Jan. 19—Don't let the Italian dialogue and operatic-style music intimidate you. "The Light in the Piazza," opening this weekend at The Empty Space, speaks the international language of love.
Director Sheila McClure said she's been in love with the musical since seeing it at the Lincoln Center in New York in 2005.
She said she forced her husband, David Lollar, to go with some reluctance on his part due to the more operatic style of the musical.
McClure recalled, "Afterward, he said, 'It's really amazing and I'm dumb.'"
He's such a fan of the musical, he's in the cast as Signor Naccarelli, whose son Fabrizio (Nick Ono) falls in love with Clara Johnson (Tessa Ogles), a young American touring Italy with her mother, Margaret (Bethany Lahammer).
Parts of the show are in Italian, reflecting the Johnsons' experience as tourists in a country where they don't speak the language, but McClure said it's not difficult to follow what is happening.
The show has many fabulous relationships, all in different seasons of love, from the spring of new love for Clara and Fabrizio to the winter of the marriage between Margaret and Roy (Steve Evans), who have struggled on how to handle Clara, whose brain injury at age 12 has made her life more challenging.
And although there's plenty of romance and a strong ensemble — that also includes Sherna Armstrong, Eric Lempinen and Arian Garcia as the rest of the Naccarelli family — McClure said "Piazza" is really about Margaret and her discovery to learn what Clara is capable of doing.
"It's the story of a parent watching a child going beyond what she can do."
That resonated for the mom and longtime teacher whose son, Ciaran, struggled in the second grade before being diagnosed with ADHD.
"His brain works differently. ... I saw it as a mom watching her child beat the odds, defy what other people said they could do."
(Teenager Ciaran, whose theatrical debut was in "The Full Monty" at The Empty Space in September, appears in this show's ensemble, making it a complete family affair for McClure.)
McClure credits Lahammer with delivering a stellar performance.
"That was the role I was most worried about," the director said. "I didn't know if I could see anybody else in Bakersfield playing her.
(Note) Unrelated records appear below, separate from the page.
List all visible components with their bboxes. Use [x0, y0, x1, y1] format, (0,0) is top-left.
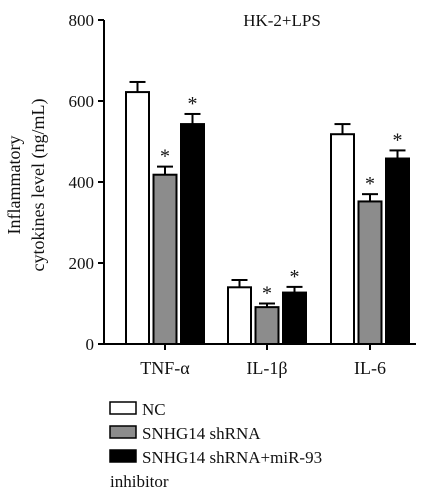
- y-axis-label: Inflammatory cytokines level (ng/mL): [4, 99, 49, 272]
- significance-marker: *: [365, 173, 375, 195]
- legend-label: SNHG14 shRNA+miR-93: [142, 448, 322, 467]
- y-tick-label: 0: [86, 335, 95, 354]
- y-tick-label: 600: [69, 92, 95, 111]
- bar: [282, 291, 307, 346]
- bar: [125, 91, 150, 345]
- x-tick-label: TNF-α: [140, 358, 190, 378]
- y-tick-label: 800: [69, 11, 95, 30]
- bar: [385, 157, 410, 345]
- legend: NC SNHG14 shRNA SNHG14 shRNA+miR-93 inhibit…: [109, 400, 322, 491]
- legend-swatch: [109, 425, 137, 439]
- x-tick-label: IL-1β: [246, 358, 287, 378]
- x-tick-label: IL-6: [354, 358, 386, 378]
- significance-marker: *: [188, 93, 198, 115]
- legend-swatch: [109, 449, 137, 463]
- bar: [254, 306, 280, 345]
- y-tick-label: 200: [69, 254, 95, 273]
- significance-marker: *: [290, 266, 300, 288]
- significance-marker: *: [393, 129, 403, 151]
- bar: [227, 286, 252, 345]
- bar: [330, 133, 355, 345]
- chart-title: HK-2+LPS: [243, 11, 321, 30]
- axes: 0 200 400 600 800 TNF-α IL-1β IL-6: [69, 11, 416, 378]
- legend-label: NC: [142, 400, 166, 419]
- legend-swatch: [109, 401, 137, 415]
- y-axis-label-line-1: Inflammatory: [4, 136, 24, 235]
- bars: * * * * * *: [125, 80, 410, 346]
- bar: [152, 173, 178, 345]
- y-axis-label-line-2: cytokines level (ng/mL): [28, 99, 49, 272]
- bar: [357, 200, 383, 345]
- y-tick-label: 400: [69, 173, 95, 192]
- significance-marker: *: [262, 283, 272, 305]
- significance-marker: *: [160, 146, 170, 168]
- legend-label: SNHG14 shRNA: [142, 424, 261, 443]
- bar: [180, 123, 205, 345]
- legend-label: inhibitor: [110, 472, 169, 491]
For vocal chops, it's really hard. Acting chops — it's really a roller coaster."
"The way this role is written and how Bethany plays it for me, she just knocks it out of the park every night."
Ogles also does well with her challenging role, McClure said.
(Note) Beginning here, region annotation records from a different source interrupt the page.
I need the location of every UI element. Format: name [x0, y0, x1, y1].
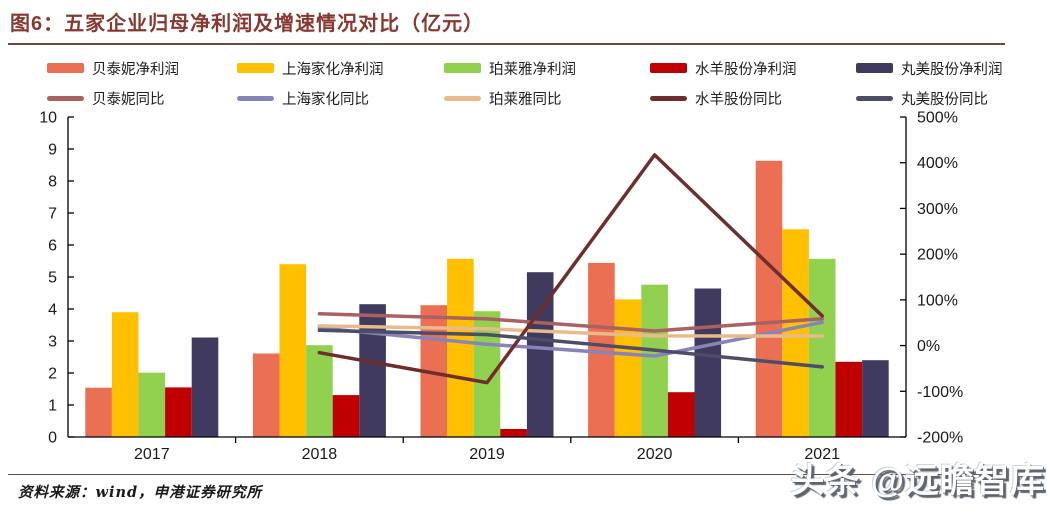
source-note: 资料来源：wind，申港证券研究所: [18, 484, 263, 501]
right-axis-tick-label: -200%: [917, 430, 963, 447]
x-axis-tick-label: 2020: [637, 446, 673, 463]
title-divider: [8, 43, 1005, 45]
bar: [835, 361, 863, 437]
right-axis-tick-label: -100%: [917, 384, 963, 401]
x-axis-tick-label: 2018: [302, 446, 338, 463]
x-axis-tick-label: 2017: [134, 446, 170, 463]
bar-swatch-icon: [47, 63, 84, 73]
right-axis-tick-label: 300%: [917, 201, 958, 218]
bar-series-2: [138, 258, 836, 437]
left-axis-tick-label: 6: [48, 238, 57, 255]
line-swatch-icon: [47, 95, 84, 101]
legend-label: 上海家化净利润: [282, 61, 384, 78]
bar: [808, 258, 836, 437]
legend-label: 珀莱雅同比: [489, 91, 562, 108]
legend-label: 贝泰妮净利润: [92, 61, 179, 78]
bar: [359, 304, 386, 437]
legend-item-line-2: 珀莱雅同比: [444, 88, 650, 109]
bar: [252, 353, 280, 437]
figure-label: 图6：: [10, 13, 65, 35]
x-axis-tick-label: 2019: [469, 446, 505, 463]
source-divider: [8, 474, 1009, 475]
line-groups: [317, 153, 824, 385]
left-axis-tick-label: 4: [48, 302, 57, 319]
bar: [473, 311, 501, 437]
bar: [306, 345, 333, 437]
line-swatch-icon: [856, 95, 893, 101]
bar: [694, 288, 722, 437]
bar: [755, 160, 783, 438]
legend-line-series: 贝泰妮同比 上海家化同比 珀莱雅同比 水羊股份同比 丸美股份同比: [47, 87, 1012, 109]
legend-label: 水羊股份同比: [695, 91, 782, 108]
bar: [332, 395, 360, 437]
right-axis-tick-label: 0%: [917, 338, 940, 355]
bar-series-1: [111, 229, 809, 437]
yoy-line-0: [317, 312, 824, 333]
page-title: 五家企业归母净利润及增速情况对比（亿元）: [64, 13, 485, 35]
left-axis-tick-label: 8: [48, 174, 57, 191]
x-axis-tick-label: 2021: [804, 446, 840, 463]
right-axis-tick-label: 400%: [917, 155, 958, 172]
left-axis-tick-label: 2: [48, 366, 57, 383]
bar-groups: [85, 160, 889, 438]
legend-item-bar-1: 上海家化净利润: [237, 58, 444, 79]
left-axis-tick-label: 7: [48, 206, 57, 223]
left-axis-tick-label: 0: [48, 430, 57, 447]
legend-label: 上海家化同比: [282, 91, 369, 108]
bar-series-3: [165, 361, 863, 437]
legend-item-bar-2: 珀莱雅净利润: [444, 58, 650, 79]
legend-item-bar-4: 丸美股份净利润: [856, 58, 1012, 79]
legend-item-line-3: 水羊股份同比: [650, 88, 856, 109]
watermark: 头条 @远瞻智库: [790, 462, 1045, 500]
axes: [67, 116, 907, 443]
bar: [614, 299, 642, 437]
line-swatch-icon: [650, 95, 687, 101]
bar: [85, 387, 112, 437]
bar-swatch-icon: [444, 63, 481, 73]
right-axis-tick-label: 500%: [917, 110, 958, 127]
yoy-line-2: [317, 324, 824, 338]
right-axis-tick-label: 100%: [917, 292, 958, 309]
figure-title-row: 图6：五家企业归母净利润及增速情况对比（亿元）: [10, 7, 484, 36]
legend-label: 水羊股份净利润: [695, 61, 797, 78]
left-axis-tick-label: 1: [48, 398, 57, 415]
bar: [165, 387, 192, 437]
legend-item-bar-3: 水羊股份净利润: [650, 58, 856, 79]
bar: [138, 372, 166, 437]
bar: [191, 337, 219, 437]
legend-label: 丸美股份同比: [901, 91, 988, 108]
bar: [447, 258, 474, 437]
legend-item-line-4: 丸美股份同比: [856, 88, 1012, 109]
legend-item-line-0: 贝泰妮同比: [47, 88, 237, 109]
yoy-line-4: [317, 328, 824, 369]
bar-swatch-icon: [237, 63, 274, 73]
legend-bar-series: 贝泰妮净利润 上海家化净利润 珀莱雅净利润 水羊股份净利润 丸美股份净利润: [47, 57, 1012, 79]
left-axis-tick-label: 3: [48, 334, 57, 351]
legend-label: 贝泰妮同比: [92, 91, 165, 108]
bar-swatch-icon: [856, 63, 893, 73]
bar-swatch-icon: [650, 63, 687, 73]
bar: [667, 392, 695, 437]
line-swatch-icon: [444, 95, 481, 101]
bar: [782, 229, 809, 437]
left-axis-tick-label: 10: [39, 110, 57, 127]
bar: [641, 284, 668, 437]
bar: [500, 429, 527, 437]
left-axis-tick-label: 9: [48, 142, 57, 159]
legend-label: 丸美股份净利润: [901, 61, 1003, 78]
bar: [862, 360, 889, 437]
line-swatch-icon: [237, 95, 274, 101]
left-axis-tick-label: 5: [48, 270, 57, 287]
legend-item-bar-0: 贝泰妮净利润: [47, 58, 237, 79]
legend-item-line-1: 上海家化同比: [237, 88, 444, 109]
yoy-line-1: [317, 320, 824, 358]
bar: [111, 312, 139, 437]
yoy-line-3: [317, 153, 824, 385]
axis-labels: 0 1 2 3 4 5 6 7 8 9 10 -200% -100% 0% 100% 200% 300% 400%…: [39, 110, 963, 464]
right-axis-tick-label: 200%: [917, 247, 958, 264]
legend-label: 珀莱雅净利润: [489, 61, 576, 78]
bar: [279, 264, 307, 437]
"The role of Clara is tough too. She does seem childlike sometimes but she is also coming into her own, discovering who she is as a woman."
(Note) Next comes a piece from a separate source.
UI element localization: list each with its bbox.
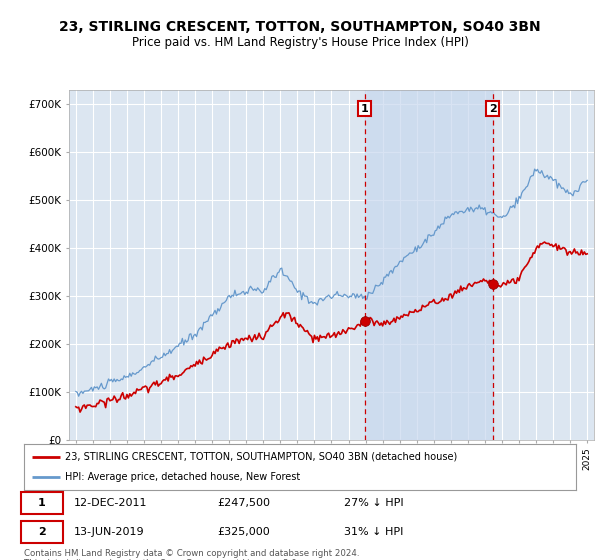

The entire cast had their work cut out for them, either speaking Italian or developing a North Carolina accent. McClure credits her dialect coaches — Mendy McMasters, a theater professor at Cal State Bakersfield, and Michael Crider, who is also the show's vocal director — with helping it all come together.
"Thank God he has a background in opera," McClure said of Crider and his ability to work through the numbers including McClure's favorites "Il Mondo Era Vuoto" and "Aiutami."
"People are going to be blown away by their voices."
The director said she hopes people aren't intimidated by the music or the language and can just come out for an evening of great performances.
"It is funny and the most beautiful piece of theater I've ever seen, and I go to a lot of theater."